In May the first beluga whale born at the Georgia Aquarium lived less than a week.
And last year a pair of 2-month-old bottlenose dolphins at the National Aquarium in Baltimore died within days of each other.
These tragic stories are sadly not uncommon, begging the question: Does living or being born into a captive environment make it harder for infant marine mammals to survive?
“Marine mammals, in general, have very high infant mortality rates, whether they’re in wild or captive environments,” says Dr. Sam Dover, DVM, chief veterinarian and president of the Channel Islands Marine & Wildlife Institute, a nonprofit rescue organization. “For example, 50 percent of first-time bottlenose dolphin moms lose their babies in the wild.”
But the survival rate in captivity is much better, adds Dr. Michael Walsh, DVM, assistant director for aquatic animal health services at the University of Florida. “In the wild, no one can step in when things go wrong,” he says. “In managed environments, we can intervene when needed to help increase survival rates.”
But this hasn’t always been the case.
“Prior to the 1960s and 1970s, very few facilities had marine mammals in managed environments, “ says Dr. Walsh. “Therefore, the education level and experience of the experts dealing with the baby animals was extremely low, and many assumptions were made. As a result, the survival rates were also low.”

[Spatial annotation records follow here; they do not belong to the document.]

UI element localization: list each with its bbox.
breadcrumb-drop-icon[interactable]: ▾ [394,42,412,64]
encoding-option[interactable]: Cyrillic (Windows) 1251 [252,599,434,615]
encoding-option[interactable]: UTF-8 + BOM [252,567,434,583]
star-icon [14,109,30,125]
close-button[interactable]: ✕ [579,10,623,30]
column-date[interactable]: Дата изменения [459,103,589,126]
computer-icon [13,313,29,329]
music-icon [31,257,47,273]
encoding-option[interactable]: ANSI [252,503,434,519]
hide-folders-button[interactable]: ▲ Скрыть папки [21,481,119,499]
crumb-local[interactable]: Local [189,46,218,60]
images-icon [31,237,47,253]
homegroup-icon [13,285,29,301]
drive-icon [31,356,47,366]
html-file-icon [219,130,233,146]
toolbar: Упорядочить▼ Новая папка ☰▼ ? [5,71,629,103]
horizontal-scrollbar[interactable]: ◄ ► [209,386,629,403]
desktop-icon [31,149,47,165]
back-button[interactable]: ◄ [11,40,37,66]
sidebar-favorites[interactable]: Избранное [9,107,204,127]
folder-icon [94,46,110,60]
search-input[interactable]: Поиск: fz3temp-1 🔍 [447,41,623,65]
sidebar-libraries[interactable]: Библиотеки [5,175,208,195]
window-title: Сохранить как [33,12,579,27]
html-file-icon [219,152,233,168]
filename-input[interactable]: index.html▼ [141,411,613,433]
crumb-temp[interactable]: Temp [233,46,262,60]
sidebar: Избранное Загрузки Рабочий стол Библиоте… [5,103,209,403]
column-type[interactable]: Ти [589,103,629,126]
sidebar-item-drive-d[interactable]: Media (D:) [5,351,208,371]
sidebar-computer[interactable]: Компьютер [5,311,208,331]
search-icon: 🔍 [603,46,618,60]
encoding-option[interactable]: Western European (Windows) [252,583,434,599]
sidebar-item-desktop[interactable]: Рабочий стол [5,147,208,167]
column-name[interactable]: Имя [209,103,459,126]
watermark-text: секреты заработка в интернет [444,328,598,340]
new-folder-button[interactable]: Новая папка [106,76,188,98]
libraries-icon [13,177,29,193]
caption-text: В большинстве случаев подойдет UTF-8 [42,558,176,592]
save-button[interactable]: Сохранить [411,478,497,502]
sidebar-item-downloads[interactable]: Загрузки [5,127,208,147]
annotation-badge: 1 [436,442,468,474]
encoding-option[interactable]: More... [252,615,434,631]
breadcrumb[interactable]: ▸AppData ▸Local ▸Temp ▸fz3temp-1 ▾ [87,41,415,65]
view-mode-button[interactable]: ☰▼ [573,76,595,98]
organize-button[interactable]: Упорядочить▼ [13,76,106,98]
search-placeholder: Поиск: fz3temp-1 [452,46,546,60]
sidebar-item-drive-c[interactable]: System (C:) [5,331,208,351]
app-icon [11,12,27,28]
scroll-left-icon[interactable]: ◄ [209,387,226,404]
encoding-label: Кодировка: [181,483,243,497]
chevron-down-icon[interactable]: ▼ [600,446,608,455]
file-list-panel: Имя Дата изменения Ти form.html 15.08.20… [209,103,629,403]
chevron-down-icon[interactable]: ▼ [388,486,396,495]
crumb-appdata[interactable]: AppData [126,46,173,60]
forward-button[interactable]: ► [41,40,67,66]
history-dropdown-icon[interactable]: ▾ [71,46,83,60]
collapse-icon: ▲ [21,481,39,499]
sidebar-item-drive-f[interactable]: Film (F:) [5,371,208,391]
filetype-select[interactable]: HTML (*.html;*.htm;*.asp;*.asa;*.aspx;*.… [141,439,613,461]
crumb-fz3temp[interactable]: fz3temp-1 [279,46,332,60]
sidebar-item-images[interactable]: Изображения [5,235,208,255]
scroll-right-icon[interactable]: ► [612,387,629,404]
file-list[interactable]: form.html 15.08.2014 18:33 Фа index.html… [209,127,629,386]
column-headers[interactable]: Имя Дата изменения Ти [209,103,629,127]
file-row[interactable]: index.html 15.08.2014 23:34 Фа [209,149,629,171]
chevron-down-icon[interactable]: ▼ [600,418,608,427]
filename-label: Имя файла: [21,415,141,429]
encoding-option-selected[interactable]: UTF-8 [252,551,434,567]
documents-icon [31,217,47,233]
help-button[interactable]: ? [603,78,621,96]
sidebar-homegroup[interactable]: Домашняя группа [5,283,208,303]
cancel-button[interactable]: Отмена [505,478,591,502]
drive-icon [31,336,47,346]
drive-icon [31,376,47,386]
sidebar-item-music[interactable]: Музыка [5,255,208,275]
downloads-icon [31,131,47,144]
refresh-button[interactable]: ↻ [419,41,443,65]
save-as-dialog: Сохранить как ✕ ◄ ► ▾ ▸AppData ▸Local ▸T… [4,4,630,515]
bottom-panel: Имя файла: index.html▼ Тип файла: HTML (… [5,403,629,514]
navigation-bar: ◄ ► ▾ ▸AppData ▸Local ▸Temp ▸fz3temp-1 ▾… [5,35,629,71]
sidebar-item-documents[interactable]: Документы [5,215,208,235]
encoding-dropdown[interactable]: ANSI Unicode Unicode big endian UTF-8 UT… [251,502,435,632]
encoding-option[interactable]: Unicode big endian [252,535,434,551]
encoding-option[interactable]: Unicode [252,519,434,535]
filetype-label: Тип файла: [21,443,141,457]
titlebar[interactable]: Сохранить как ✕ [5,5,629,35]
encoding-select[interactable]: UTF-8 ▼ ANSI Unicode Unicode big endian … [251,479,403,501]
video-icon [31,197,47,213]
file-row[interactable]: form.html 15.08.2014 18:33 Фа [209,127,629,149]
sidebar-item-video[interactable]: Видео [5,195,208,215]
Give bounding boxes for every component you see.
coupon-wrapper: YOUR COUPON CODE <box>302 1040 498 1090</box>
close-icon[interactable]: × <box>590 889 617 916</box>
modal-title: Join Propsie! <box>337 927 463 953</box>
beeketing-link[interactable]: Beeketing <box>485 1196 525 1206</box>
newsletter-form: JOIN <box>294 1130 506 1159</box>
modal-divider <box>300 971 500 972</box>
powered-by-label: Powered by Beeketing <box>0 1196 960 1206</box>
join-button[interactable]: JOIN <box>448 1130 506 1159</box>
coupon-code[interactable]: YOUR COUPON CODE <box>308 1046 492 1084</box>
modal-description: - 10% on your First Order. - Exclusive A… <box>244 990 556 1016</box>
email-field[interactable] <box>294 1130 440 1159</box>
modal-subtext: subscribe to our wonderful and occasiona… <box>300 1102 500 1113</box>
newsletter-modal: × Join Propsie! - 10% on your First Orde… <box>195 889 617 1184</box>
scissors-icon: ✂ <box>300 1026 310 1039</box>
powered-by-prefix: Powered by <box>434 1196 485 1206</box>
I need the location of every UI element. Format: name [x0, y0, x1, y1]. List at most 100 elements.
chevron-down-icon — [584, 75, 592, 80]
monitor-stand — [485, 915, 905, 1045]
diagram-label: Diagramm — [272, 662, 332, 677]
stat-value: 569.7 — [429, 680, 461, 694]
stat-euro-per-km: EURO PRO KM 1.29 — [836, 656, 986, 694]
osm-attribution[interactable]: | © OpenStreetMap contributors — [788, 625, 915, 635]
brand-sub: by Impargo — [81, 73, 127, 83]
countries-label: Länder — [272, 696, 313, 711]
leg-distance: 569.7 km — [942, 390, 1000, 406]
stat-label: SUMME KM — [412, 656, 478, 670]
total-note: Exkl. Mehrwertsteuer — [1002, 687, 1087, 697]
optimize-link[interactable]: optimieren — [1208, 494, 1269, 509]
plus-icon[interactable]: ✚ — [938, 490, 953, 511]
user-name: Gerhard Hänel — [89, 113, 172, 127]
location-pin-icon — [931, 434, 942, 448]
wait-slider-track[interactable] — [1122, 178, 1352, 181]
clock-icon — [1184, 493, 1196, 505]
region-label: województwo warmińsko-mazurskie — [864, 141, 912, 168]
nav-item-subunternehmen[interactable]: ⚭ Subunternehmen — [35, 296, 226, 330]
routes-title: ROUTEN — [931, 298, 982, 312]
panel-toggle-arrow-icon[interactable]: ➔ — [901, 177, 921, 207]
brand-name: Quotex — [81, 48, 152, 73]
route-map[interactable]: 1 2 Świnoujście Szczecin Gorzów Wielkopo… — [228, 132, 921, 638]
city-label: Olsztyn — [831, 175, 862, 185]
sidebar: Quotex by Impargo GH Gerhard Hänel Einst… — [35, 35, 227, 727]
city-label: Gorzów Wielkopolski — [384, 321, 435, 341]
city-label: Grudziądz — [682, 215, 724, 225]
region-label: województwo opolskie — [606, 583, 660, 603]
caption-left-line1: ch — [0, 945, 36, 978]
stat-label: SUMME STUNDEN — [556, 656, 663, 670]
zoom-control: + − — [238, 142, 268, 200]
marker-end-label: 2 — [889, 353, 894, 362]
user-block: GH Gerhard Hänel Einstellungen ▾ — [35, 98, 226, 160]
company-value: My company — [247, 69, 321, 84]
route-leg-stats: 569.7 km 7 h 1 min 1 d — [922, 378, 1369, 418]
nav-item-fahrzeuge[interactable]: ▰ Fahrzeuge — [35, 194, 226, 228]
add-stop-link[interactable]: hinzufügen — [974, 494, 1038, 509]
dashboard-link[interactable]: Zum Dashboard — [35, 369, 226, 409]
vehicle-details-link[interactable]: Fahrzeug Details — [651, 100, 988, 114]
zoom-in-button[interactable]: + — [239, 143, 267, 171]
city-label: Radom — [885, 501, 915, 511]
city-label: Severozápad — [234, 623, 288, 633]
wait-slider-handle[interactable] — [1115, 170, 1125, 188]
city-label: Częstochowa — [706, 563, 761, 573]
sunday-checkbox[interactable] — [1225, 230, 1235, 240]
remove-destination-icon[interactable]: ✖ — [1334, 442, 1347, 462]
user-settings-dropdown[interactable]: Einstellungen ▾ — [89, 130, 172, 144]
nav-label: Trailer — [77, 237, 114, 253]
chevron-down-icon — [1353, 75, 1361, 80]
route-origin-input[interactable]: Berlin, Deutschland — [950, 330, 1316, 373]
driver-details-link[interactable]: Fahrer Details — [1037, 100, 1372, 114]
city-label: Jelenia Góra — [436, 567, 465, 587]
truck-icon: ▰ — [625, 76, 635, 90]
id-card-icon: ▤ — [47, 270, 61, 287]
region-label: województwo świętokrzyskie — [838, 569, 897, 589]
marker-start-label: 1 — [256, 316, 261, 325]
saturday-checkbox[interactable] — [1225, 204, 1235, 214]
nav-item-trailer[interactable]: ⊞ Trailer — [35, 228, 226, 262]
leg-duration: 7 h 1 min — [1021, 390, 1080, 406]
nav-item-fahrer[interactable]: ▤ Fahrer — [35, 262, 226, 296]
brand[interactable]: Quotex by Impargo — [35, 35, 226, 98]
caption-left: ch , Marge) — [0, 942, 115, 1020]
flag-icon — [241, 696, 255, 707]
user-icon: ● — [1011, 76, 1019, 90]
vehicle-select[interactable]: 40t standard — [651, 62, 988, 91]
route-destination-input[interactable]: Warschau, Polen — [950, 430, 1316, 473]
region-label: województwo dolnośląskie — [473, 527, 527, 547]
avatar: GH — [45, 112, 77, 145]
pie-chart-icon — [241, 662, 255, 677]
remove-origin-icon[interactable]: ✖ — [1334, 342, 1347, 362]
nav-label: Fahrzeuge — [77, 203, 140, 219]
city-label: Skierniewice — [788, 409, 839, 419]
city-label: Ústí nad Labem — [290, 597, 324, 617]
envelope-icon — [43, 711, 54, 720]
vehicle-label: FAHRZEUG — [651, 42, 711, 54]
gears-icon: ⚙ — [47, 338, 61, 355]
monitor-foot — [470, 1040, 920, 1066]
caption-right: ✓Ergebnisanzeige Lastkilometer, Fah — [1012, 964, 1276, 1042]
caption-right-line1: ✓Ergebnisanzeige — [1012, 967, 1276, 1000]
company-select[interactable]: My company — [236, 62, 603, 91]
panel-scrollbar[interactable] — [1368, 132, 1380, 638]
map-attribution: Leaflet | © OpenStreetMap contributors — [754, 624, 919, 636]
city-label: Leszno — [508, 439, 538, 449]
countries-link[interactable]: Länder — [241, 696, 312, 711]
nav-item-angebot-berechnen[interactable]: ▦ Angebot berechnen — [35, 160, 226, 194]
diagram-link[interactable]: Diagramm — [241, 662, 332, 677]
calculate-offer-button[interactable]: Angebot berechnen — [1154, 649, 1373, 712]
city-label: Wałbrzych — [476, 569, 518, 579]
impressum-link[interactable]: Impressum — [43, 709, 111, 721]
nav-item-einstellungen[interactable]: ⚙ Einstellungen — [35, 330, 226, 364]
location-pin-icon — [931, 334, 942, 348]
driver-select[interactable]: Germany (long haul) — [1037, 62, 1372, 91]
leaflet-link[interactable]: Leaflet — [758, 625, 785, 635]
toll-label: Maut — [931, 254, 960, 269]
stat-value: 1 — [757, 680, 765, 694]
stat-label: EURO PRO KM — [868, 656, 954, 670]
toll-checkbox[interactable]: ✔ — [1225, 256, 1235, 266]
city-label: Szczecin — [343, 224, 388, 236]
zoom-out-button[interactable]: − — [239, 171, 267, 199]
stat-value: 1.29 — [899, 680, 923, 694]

Over the past four decades, as the population of marine wildlife under human care has increased, there’s been a massive learning curve in the field.
“Today, we know enough to predict when things are going wrong,” says Dr. Walsh. “We have timetables for every step of the process, from when they start labor to how fast the calves should be moving. And we know when and how to step in to prevent or solve a potential problem.”